New York Tech Week: Built in NYC – AI Edition
There is a growing consensus among founders, investors, and operators building in the artificial intelligence space: New York may be the best place in the world to do it right now. Not because it has the most compute, or the loudest hype, or the densest concentration of researchers chasing benchmark records. But because it has something arguably more valuable: proximity to the real world.
For New York Tech Week, Fenwick’s Kristine Di Bacco brought together Firsthand co-founder/CEO Michael Rubenstein, Databricks chief AI scientist Jonathan Frankle, Cinder CEO Glen Wise, and Radical Ventures partner Vin Sachidananda to discuss what makes New York so unique and how founders and builders can capitalize on those opportunities.
Proximity to the Customer Changes Everything
Perhaps New York City’s most consistent advantage is its geographic proximity to the industries AI is actually transforming. New York is home to some of the largest banks, insurance companies, healthcare organizations, advertising agencies, and media companies on the planet.

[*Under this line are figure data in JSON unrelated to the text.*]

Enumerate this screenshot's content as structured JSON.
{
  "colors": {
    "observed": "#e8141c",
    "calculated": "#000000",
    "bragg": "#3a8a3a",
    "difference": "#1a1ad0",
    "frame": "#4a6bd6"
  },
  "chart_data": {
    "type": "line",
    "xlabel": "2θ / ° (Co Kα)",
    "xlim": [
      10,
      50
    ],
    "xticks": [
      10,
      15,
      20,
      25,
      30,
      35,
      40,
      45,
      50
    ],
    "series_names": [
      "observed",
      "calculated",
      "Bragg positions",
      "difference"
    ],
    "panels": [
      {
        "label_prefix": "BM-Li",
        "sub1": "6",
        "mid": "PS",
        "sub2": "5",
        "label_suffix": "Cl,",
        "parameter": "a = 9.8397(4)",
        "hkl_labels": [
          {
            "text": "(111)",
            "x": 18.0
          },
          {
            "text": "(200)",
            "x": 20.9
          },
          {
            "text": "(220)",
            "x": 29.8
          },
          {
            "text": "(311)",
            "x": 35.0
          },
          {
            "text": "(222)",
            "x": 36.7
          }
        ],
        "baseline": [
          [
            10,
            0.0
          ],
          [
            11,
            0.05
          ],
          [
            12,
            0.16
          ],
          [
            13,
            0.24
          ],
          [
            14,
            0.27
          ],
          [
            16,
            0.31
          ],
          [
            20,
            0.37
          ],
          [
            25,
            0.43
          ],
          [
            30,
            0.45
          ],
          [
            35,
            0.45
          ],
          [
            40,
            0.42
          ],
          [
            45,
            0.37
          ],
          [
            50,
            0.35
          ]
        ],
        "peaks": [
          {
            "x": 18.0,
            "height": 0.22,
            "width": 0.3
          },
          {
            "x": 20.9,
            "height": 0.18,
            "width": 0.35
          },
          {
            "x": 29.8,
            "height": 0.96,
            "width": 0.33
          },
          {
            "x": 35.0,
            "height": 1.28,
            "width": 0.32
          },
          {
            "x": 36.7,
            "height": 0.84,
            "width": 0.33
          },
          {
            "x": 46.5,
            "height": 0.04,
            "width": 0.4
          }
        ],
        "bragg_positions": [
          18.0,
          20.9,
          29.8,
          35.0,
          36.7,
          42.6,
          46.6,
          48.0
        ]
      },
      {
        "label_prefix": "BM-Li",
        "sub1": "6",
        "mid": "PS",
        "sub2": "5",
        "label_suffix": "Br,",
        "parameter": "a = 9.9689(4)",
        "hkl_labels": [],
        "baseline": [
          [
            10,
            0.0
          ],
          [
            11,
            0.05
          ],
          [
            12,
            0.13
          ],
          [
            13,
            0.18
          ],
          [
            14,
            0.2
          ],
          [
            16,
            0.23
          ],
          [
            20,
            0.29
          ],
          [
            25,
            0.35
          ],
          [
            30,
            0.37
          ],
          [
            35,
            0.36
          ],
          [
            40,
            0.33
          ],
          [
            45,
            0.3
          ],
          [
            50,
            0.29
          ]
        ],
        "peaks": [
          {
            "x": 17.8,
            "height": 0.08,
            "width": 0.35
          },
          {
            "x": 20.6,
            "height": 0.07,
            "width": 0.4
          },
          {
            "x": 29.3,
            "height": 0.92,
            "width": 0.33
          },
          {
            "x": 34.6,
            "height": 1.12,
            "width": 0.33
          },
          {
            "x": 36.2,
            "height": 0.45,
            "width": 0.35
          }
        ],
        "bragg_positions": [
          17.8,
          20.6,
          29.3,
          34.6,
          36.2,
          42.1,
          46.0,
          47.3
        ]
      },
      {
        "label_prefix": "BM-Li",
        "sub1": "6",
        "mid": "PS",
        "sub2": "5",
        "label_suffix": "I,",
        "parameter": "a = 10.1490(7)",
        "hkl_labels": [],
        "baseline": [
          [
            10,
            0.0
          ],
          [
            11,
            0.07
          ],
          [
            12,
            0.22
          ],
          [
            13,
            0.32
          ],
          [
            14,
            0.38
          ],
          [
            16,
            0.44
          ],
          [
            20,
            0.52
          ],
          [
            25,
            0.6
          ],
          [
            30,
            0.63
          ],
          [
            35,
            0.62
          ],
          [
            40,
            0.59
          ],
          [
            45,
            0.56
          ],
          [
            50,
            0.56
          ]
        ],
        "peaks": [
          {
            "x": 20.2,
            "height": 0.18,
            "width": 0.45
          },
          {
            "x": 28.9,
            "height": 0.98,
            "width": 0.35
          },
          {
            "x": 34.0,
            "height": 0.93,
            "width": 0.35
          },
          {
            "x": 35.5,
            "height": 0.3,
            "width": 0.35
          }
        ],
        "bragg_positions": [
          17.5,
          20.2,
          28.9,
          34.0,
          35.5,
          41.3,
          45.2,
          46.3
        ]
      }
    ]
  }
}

For founders building enterprise software, that means potential customers are reachable not just by email or video call, but over lunch, or even across the street.
That physical closeness produces a qualitatively different kind of feedback. There is something about meeting customers in their own environment (seeing how they work, what problems actually slow them down, where technology is genuinely landing and where it isn’t) that no amount of virtual engagement can replicate. One recurring observation from the conversation: it is easy, in certain tech-saturated environments, to become so immersed in the excitement of AI that you lose sight of what problem you’re solving. New York, with its concentration of traditional industries and demanding enterprise buyers, has a built-in corrective mechanism against that drift.
Investors in the space have noticed the pattern too. Application-layer companies (those building AI into specific vertical workflows rather than developing foundation models) are increasingly gravitating toward New York, precisely because the city provides the commercial grounding they need to build things customers will pay for.
Talent That Stays and Diversifies
The talent question is one every ecosystem must answer, and for years New York carried the perception of a gap relative to the Bay Area. That perception is increasingly outdated. The city’s technical talent base has grown substantially, and it now draws engineers and researchers who actively want to live in a major urban center with life beyond the office. Employee tenure tends to be longer in New York, not because people are less ambitious, but because they are more settled. The city itself is a draw, not just the job.
There is also a talent characteristic unique to New York that may matter most in the current AI moment: domain depth. The city produces and imports professionals who bring serious expertise in finance, law, healthcare, media, and other industries alongside their technical skills. In an era where the real opportunity in AI is what one participant described as “AI and blank” (AI applied to a specific, hard problem in a specific industry), that combination is rarer and more valuable than pure engineering horsepower alone. Founders who know an industry deeply enough to understand its real pain points, not just its surface workflows, are disproportionately findable in New York.
Grounded ≠ Unambitious
None of this means New York lacks big thinkers. But there is a difference in orientation. The commercial culture of the city pushes builders toward revenue, customers, and outcomes faster than environments where the runway between idea and feedback can stretch for years. The idea of making one specific customer genuinely happy before trying to make a thousand happy was raised as a near-universal principle, and it is a principle that New York’s ecosystem enforces almost by default.
The conversation also surfaced an honest challenge. New York has the ingredients (talent, capital, customer access, industry diversity), but it does not yet have the density of connection that gives a smaller, more concentrated ecosystem its compounding effects. The solution, several participants suggested, is not to try to replicate San Francisco, but to create more of the informal connective tissue: the gatherings, introductions, and shared spaces that turn a collection of smart people into a genuine community.
The Broader Moment
New York’s rise as an AI hub is happening at a specific inflection point. Enterprise adoption is accelerating, but cost management is now a serious concern for organizations that have moved from experimenting with AI to deploying it at scale, a signal that usage is real and growing, even if the economics are still being worked out. The question of where value will ultimately accumulate in the AI stack (between frontier model developers, infrastructure providers, and application builders) remains genuinely open, and likely hinges on the trajectory of open-source models relative to proprietary ones.
What seems less open is New York’s place in that story. The city has always been where industries come to do business with each other. AI is simply the latest, and most consequential, technology to discover that.